その他のやりがいについても紹介をします。

やりがいを感じるポイント

1日の業務をトラブルなく正常に遂行して終わらせることができたとき、一番やりがいを感じました。

コンピューターが発するエラーは不可抗力であると言えますが、ヒューマンエラーによるトラブルは言い訳が聞かず、クライアントやシステムエンジニアにも多大な迷惑を掛けてしまいます。

その為、常に緊張して業務に携わっているのです。

その緊張感の中、トラブルなく1日の業務を終わらせるということは、何事にも代え難い程の嬉しさがありました。

忙しい日をチームワークで乗り切ったとき

処理が立て込んでいる日は、特に忙しくなる日となります。

班員全員が同じ方向を向いて業務に携わらないと、業務が円滑に進まず、処理が終わらずにクライアントに迷惑を掛けてしまう可能性があります。

常日頃から班員とコミュニケーションを取って連携を深めていくことで、忙しい日でもチームワークで乗り越えることができるのです。

チームワークで乗り越えることができた時は、とても感慨深いものがあります。

団体競技でチーム員と共に全力を尽くして戦いきった後の様な、「やりきったのだ」という心地よい達成感を感じることができます。

エラー発見の際に的確に対処ができたとき

どうしても、コンピューターはエラーが発生する場合があります。

発見するのが遅くなると、致命的なダメージとなってしまう場合もあります。

しかし、エラーを早期に発見して的確な対処や報告を行えば、軽いダメージで済みます。

早期発見をして的確な対処を行い、ダメージを最小限に防いで、システムエンジニアやクライアントの業務にもほとんど影響を与えないで済んだ時、トラブルを防いだという充実感がありました。

面白いポイント

サーバーはクライアントと繋がっています。

良くも悪くも、サーバーに影響が出ればクライアントにもその影響が出るのです。

サーバー管理をしていて、そういった「繋がり」を感じるのがとても面白いと感じました。

企業の経営活動を目の当たりにしているようで面白い

請求書の発行や労務関連の帳票を出力する際など、企業の経営活動を目の当たりにしているようで面白さを感じました。

また、企業の重要な基幹業務を任されているということに、とてもやりがいと面白さを感じました。

離れていても繋がっている様な感覚が面白い

システム終了の定刻が近づき処理の準備をしていると、クライアントから「残業の為、もう少しシステム終了を待ってほしい」と電話が来るときがあります。
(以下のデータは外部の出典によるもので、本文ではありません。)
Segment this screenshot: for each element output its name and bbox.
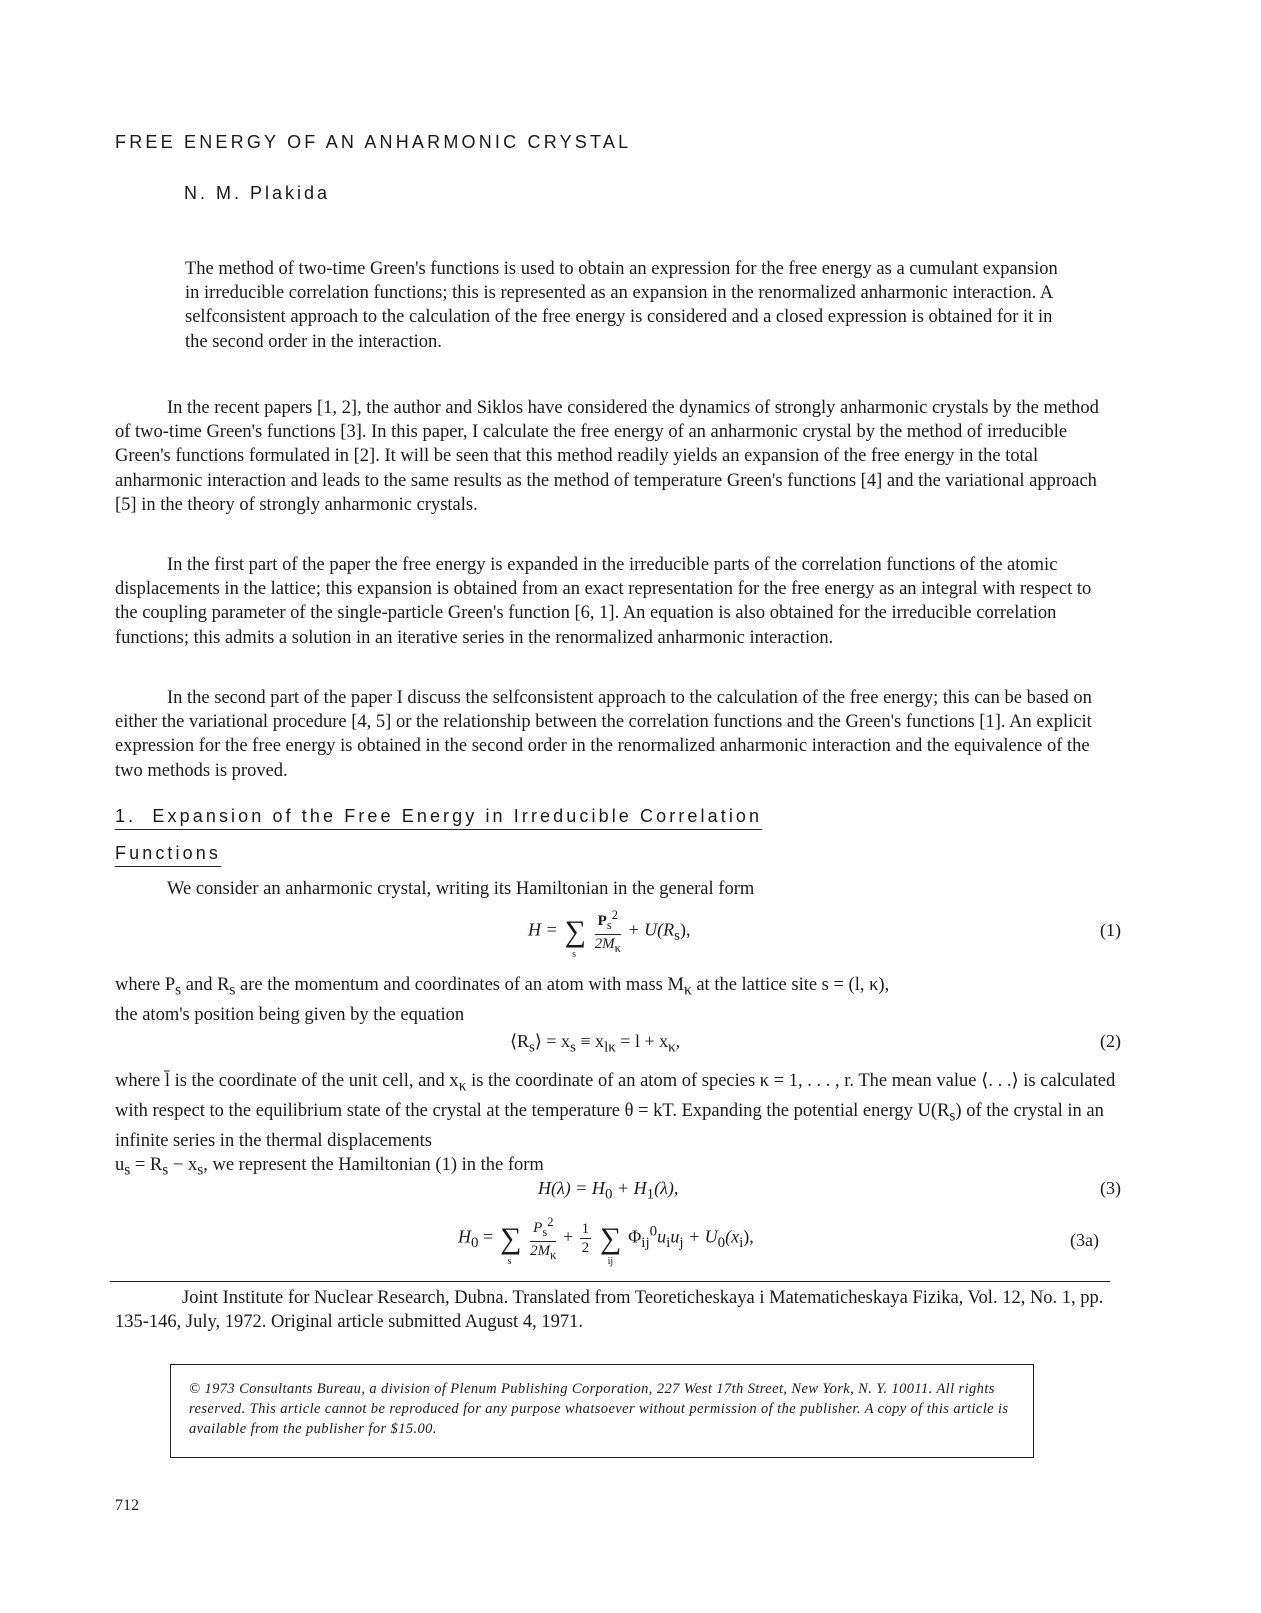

この時、サーバーはクライアントと本当に繋がっているのだなと実感が湧きました。

極端な例を挙げると、沖縄のクライアントのサーバーが北海道に設置され、沖縄から北海道へシステム処理の依頼がされ、北海道で処理が行われ沖縄にデータが飛ぶといった具合です。
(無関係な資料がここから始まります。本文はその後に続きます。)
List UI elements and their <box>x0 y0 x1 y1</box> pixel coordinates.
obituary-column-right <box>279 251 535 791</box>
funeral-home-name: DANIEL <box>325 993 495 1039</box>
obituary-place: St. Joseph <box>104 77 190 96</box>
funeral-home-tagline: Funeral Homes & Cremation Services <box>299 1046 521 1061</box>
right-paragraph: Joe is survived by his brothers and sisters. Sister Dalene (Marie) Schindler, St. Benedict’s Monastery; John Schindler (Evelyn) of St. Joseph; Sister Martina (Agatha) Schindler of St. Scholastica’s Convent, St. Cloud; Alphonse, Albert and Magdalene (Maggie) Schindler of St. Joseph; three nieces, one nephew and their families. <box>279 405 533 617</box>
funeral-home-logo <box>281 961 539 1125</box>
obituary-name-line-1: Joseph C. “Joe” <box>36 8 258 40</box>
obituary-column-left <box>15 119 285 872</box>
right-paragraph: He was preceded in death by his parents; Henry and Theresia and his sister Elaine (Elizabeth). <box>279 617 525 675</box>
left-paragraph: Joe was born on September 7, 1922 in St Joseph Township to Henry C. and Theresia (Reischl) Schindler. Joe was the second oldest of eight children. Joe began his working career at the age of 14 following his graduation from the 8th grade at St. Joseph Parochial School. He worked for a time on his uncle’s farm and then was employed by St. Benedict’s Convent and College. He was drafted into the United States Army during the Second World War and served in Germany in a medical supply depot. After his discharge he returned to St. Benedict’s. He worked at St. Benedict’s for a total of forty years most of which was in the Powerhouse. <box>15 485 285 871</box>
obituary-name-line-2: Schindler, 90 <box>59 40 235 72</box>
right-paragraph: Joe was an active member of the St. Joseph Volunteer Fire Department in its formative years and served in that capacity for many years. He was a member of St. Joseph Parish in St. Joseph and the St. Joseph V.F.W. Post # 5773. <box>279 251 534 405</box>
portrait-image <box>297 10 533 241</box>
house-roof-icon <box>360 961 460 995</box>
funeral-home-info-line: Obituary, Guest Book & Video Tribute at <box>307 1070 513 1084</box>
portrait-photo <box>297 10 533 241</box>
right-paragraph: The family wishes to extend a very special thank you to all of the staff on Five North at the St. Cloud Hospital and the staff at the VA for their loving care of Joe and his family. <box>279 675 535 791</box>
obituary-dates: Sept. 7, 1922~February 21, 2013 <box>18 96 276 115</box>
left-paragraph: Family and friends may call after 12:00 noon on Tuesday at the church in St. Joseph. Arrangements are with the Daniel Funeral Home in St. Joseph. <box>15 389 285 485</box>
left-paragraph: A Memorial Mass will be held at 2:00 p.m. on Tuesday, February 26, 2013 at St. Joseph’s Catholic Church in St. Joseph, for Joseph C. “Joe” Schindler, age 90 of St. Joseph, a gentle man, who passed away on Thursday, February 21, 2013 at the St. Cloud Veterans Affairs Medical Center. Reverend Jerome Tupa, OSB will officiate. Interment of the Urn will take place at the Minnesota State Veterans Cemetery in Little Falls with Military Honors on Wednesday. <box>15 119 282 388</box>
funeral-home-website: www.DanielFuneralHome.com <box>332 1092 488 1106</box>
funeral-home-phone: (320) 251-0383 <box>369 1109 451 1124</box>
遠く離れていても繋がっているという、不思議な感覚がとても面白いです。

まとめ

サーバーは24時間365日眠らず稼働を続け、企業の経営活動を支えています。

そのサーバーを24時間365日見守り続けているのが、サーバー管理という仕事に携わっている人達です。

あまり表舞台に登場する人達ではありませんが、企業の経営活動を根底から支える、縁の下の力持ちなのです。

そんな縁の下の力持ちで、やりがいのあるサーバー管理の仕事に魅力を感じた方は、是非とも挑戦してみてはいかがでしょうか。